“Against stupidity, the gods themselves contend in vain.”
Heading into this weekend’s referendum on Catalan independence, the Spanish authorities had everything going for them. The Spanish Constitutional Court had pronounced the referendum illegal, a straightforward violation of the 1978 constitution’s commitment to an indissoluble union of Spain’s nationalities. A substantial majority of residents of Catalonia opposed independence, according to most polling. A previous referendum in 2014 had achieved only 40 percent turnout, confirming local lack of interest.
The local government had pushed through a referendum law on the thinnest margin in the legislature, based its campaign on the false claim that an independent Catalonia would rapidly and easily be admitted to the European Union, and had committed to declare independence unilaterally if it obtained a “Yes” majority. The lesson from the U.K. that “exit” is never as easy as its proponents promise chastened many minds in Catalonia, which may explain why support for independence seemed to be ebbing.

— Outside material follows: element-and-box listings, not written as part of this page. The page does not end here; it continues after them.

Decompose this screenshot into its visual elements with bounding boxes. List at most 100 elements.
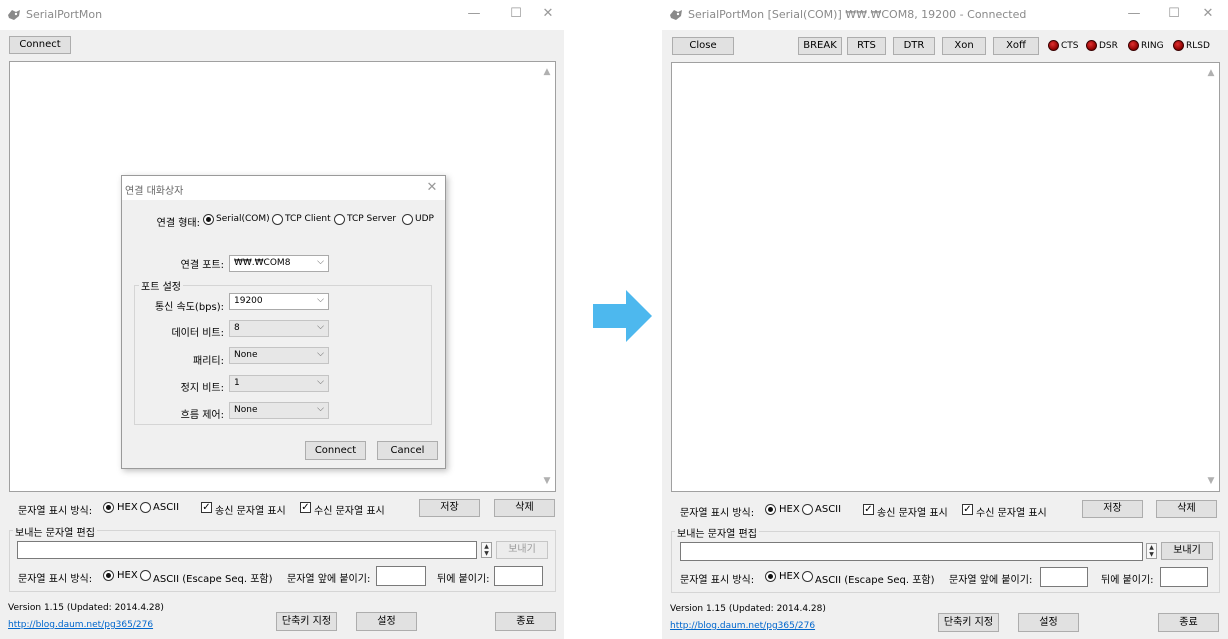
prefix-input[interactable] [1040, 567, 1088, 587]
send-input[interactable] [680, 542, 1143, 561]
connection-type-label: 연결 형태: [156, 218, 200, 229]
save-button[interactable]: 저장 [419, 499, 480, 517]
vertical-scrollbar[interactable]: ▲ ▼ [539, 62, 555, 491]
send-button[interactable]: 보내기 [1161, 542, 1213, 560]
baud-select[interactable]: 19200 ⌵ [229, 293, 329, 310]
send-hex-radio[interactable] [765, 571, 776, 582]
maximize-icon[interactable]: ☐ [508, 6, 524, 22]
serial-label: Serial(COM) [216, 214, 270, 224]
parity-value: None [234, 350, 258, 360]
send-ascii-radio[interactable] [140, 570, 151, 581]
close-button[interactable]: Close [672, 37, 734, 55]
connect-button[interactable]: Connect [9, 36, 71, 54]
maximize-icon[interactable]: ☐ [1166, 6, 1182, 22]
exit-button[interactable]: 종료 [495, 612, 556, 631]
shortcut-button[interactable]: 단축키 지정 [276, 612, 337, 631]
delete-button[interactable]: 삭제 [1156, 500, 1217, 518]
shortcut-button[interactable]: 단축키 지정 [938, 613, 999, 632]
port-select[interactable]: ₩₩.₩COM8 ⌵ [229, 255, 329, 272]
tcp-client-radio[interactable] [272, 214, 283, 225]
xoff-button[interactable]: Xoff [993, 37, 1039, 55]
close-icon[interactable]: ✕ [540, 6, 556, 22]
delete-button[interactable]: 삭제 [494, 499, 555, 517]
chevron-down-icon: ⌵ [317, 257, 324, 267]
baud-label: 통신 속도(bps): [154, 302, 224, 313]
show-received-label: 수신 문자열 표시 [314, 506, 385, 517]
settings-button[interactable]: 설정 [1018, 613, 1079, 632]
suffix-label: 뒤에 붙이기: [1101, 575, 1154, 586]
break-button[interactable]: BREAK [798, 37, 842, 55]
hex-radio[interactable] [103, 502, 114, 513]
parity-label: 패리티: [193, 356, 224, 367]
dialog-cancel-button[interactable]: Cancel [377, 441, 438, 460]
display-mode-label: 문자열 표시 방식: [18, 506, 93, 517]
connection-dialog: 연결 대화상자 ✕ 연결 형태: Serial(COM) TCP Client … [121, 175, 446, 469]
ascii-radio[interactable] [802, 504, 813, 515]
chevron-down-icon: ⌵ [317, 322, 324, 332]
hex-label: HEX [779, 504, 800, 515]
chevron-down-icon: ⌵ [317, 349, 324, 359]
suffix-input[interactable] [1160, 567, 1208, 587]
dialog-title-bar: 연결 대화상자 ✕ [122, 176, 445, 200]
dialog-connect-button[interactable]: Connect [305, 441, 366, 460]
ascii-radio[interactable] [140, 502, 151, 513]
scroll-down-icon[interactable]: ▼ [539, 473, 555, 489]
show-received-checkbox[interactable]: ✓ [300, 502, 311, 513]
blog-link[interactable]: http://blog.daum.net/pg365/276 [8, 620, 153, 630]
xon-button[interactable]: Xon [942, 37, 986, 55]
show-sent-label: 송신 문자열 표시 [215, 506, 286, 517]
send-button[interactable]: 보내기 [496, 541, 548, 559]
title-bar: SerialPortMon [Serial(COM)] ₩₩.₩COM8, 19… [662, 0, 1228, 30]
show-sent-checkbox[interactable]: ✓ [201, 502, 212, 513]
show-sent-checkbox[interactable]: ✓ [863, 504, 874, 515]
scroll-up-icon[interactable]: ▲ [1203, 65, 1219, 81]
settings-button[interactable]: 설정 [356, 612, 417, 631]
flow-select[interactable]: None ⌵ [229, 402, 329, 419]
right-window: SerialPortMon [Serial(COM)] ₩₩.₩COM8, 19… [662, 0, 1228, 639]
minimize-icon[interactable]: — [466, 6, 482, 22]
ascii-label: ASCII [153, 502, 180, 513]
hex-radio[interactable] [765, 504, 776, 515]
serial-radio[interactable] [203, 214, 214, 225]
log-area[interactable]: ▲ ▼ [671, 62, 1220, 492]
tcp-server-radio[interactable] [334, 214, 345, 225]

Or the ebb may have been due to Spain’s gradual recovery from the economic crisis of 2010. Catalonia, with only 16 percent of the population but 19 percent of the economy, has long chafed at seeing its tax payments redirected to poorer regions. But Spain grew 3.2 percent in 2016, one of the fastest expansions in the whole eurozone. What looked for half a decade like a bad bargain had regained some of its prior attractiveness.